Retrospective Chart Review of Gastrointestinal Bleeding in Patients with Von Willebrand Disease

Background:

Recurrent overt or occult gastrointestinal (GI) bleeding is a serious complication of von Willebrand Disease (VWD) and is the most common cause of hospitalization for patients with VWD. Data from the VWD Prophylaxis Network (VPN) emphasized the importance of prophylaxis in minimizing bleeding episodes in VWD; however, the management of GI bleeding in these patients remains challenging. Despite the availability of von Willebrand factor (VWF) replacement therapy, GI bleeding may be refractory and require the use of multiple treatment approaches. Currently, there are limited published data and no consensus regarding the most effective treatment for GI bleeding in patients with VWD.

Aims:

To describe the natural history of treatment and management of GI bleeds in patients with VWD, stratified by those patients who have a history of GI bleeding that precedes this chart review versus patients who experienced their first GI bleed within the 5 years of this chart review. Outcomes following the use of VWF replacement products and adjuvant therapy, including recombinant VWF were collected.

Methods:

This ongoing retrospective, multicenter, observational chart review (abstraction initiated 2019) will include up to 20 patients from 6 US centers with confirmed congenital VWD with ≥1 GI bleed within the last 5 years. Demographics and clinical information, including potential etiology, treatment regimens, will be gathered from patient records on all recorded GI bleeds within the last 5 years. Clinical effectiveness will be defined by treatment response, change in duration of treatment, or time to bleed resolution across treatment cohorts (e.g., prophylaxis vs on-demand; recombinant VWF [rVWF] vs plasma-derived VWF [pdVWF]), at the time of a GI bleed and for any subsequent period of prophylactic treatment to prevent GI bleed recurrence. Data will be analyzed descriptively.

Results:

To date, data on 37 bleeds in 13 patients with Type 1 (23%), Type 2 (46%) or Type 3 (31%) VWD have been abstracted; 54% were female, mean (±SD) age was 53.9 (22.0) years, 85% had ≥1 recorded GI-specific morbidity, 6 patients (46%) had no history of prior GI bleeding. Three patients (23%) were on regular prophylaxis using pdVWF-factor VIII (FVIII) concentrates at initial GI bleed presentation. All were receiving Humate-P; dose was not recorded for 2 patients and 1 patient received 50 IU/kg. Out of 37 bleeding episodes, 9 (24%) occurred in patients during VWF prophylaxis, of which 7 occurred in 1 patient. Among the 7 patients with a previous history of GI bleeding, 1 was on a prophylactic regimen prior to the initial GI bleeding episode.
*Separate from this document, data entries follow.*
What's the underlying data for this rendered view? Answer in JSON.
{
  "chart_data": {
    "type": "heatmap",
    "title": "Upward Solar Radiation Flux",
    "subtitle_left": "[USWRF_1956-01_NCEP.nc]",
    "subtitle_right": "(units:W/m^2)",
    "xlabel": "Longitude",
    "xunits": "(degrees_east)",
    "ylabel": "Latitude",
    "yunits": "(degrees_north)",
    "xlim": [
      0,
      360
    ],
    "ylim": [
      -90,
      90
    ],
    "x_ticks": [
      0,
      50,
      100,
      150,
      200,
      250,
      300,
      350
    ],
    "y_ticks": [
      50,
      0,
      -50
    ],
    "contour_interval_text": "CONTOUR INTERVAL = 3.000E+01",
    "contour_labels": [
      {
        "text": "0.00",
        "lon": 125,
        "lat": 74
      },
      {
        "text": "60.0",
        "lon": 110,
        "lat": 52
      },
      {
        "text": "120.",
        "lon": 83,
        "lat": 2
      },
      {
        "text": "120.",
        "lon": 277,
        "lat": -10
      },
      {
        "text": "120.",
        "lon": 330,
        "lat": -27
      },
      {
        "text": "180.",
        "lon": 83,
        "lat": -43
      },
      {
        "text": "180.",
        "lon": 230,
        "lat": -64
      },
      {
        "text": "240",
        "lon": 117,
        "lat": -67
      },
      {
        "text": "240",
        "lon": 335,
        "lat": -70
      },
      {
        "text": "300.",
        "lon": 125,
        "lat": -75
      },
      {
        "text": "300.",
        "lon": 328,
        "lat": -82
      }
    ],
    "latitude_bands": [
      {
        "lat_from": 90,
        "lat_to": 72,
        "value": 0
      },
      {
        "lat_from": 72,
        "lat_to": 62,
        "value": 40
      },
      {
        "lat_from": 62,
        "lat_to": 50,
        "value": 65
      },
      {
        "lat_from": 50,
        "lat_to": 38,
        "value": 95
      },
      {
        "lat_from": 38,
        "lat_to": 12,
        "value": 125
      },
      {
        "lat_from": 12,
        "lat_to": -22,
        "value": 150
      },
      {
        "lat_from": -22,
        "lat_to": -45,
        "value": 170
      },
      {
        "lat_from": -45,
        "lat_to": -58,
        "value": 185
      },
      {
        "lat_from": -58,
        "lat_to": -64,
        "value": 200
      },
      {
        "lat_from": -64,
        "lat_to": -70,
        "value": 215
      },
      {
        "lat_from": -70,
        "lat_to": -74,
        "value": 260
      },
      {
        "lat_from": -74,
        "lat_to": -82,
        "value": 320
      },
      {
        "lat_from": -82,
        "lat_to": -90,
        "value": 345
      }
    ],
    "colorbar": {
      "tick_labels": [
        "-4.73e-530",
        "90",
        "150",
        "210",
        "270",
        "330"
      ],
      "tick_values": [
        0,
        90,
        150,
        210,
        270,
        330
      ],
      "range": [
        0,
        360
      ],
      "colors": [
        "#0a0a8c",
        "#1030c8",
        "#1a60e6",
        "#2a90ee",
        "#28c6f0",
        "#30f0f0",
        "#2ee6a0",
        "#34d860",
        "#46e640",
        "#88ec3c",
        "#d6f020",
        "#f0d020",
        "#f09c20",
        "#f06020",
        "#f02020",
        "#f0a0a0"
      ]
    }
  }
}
None of the patients without a history of GI bleeding were on a prophylactic regimen at the initiation of the chart review; 1 patient was receiving prophylaxis at the time the fourth bleed was documented. On-demand treatment for GI bleeding included aminocaproic acid, tranexamic acid, pdVWF-FVIII concentrates, rFVIII, rVWF, corticosteroids, polypectomy, and thalidomide. After resolution of the GI bleeding episode, in 17/37 bleeding events, prophylactic treatment continued (either as part of the final treatment regimen to resolve the bleed and sustained prophylaxis, or after the final treatment regimen purely as prophylaxis). At the conclusion of data collection for the current patients, 4 out of 6 without a GI bleeding history, and 1 out of 7 with a GI bleeding history, were receiving prophylaxis.

Conclusions:

Data from this retrospective chart review are the first to describe prophylactic regimens prior to and after GI bleeding, in VWD patients with and without a GI bleeding history. More patients with congenital VWD and a history of GI bleeding were treated with prophylaxis following GI bleeds, compared to patients without a history of GI bleeds. These data describe the role of prophylaxis in management of GI bleeding and add to existing data from the VPN describing a modest reduction of GI bleeding in some patients on prophylaxis. These data underscore the continuing unmet need of the successful management of GI bleeding in VWD. Further data will be collected, and additional analyses performed to determine if this trend persists in a larger sample of patients with VWD.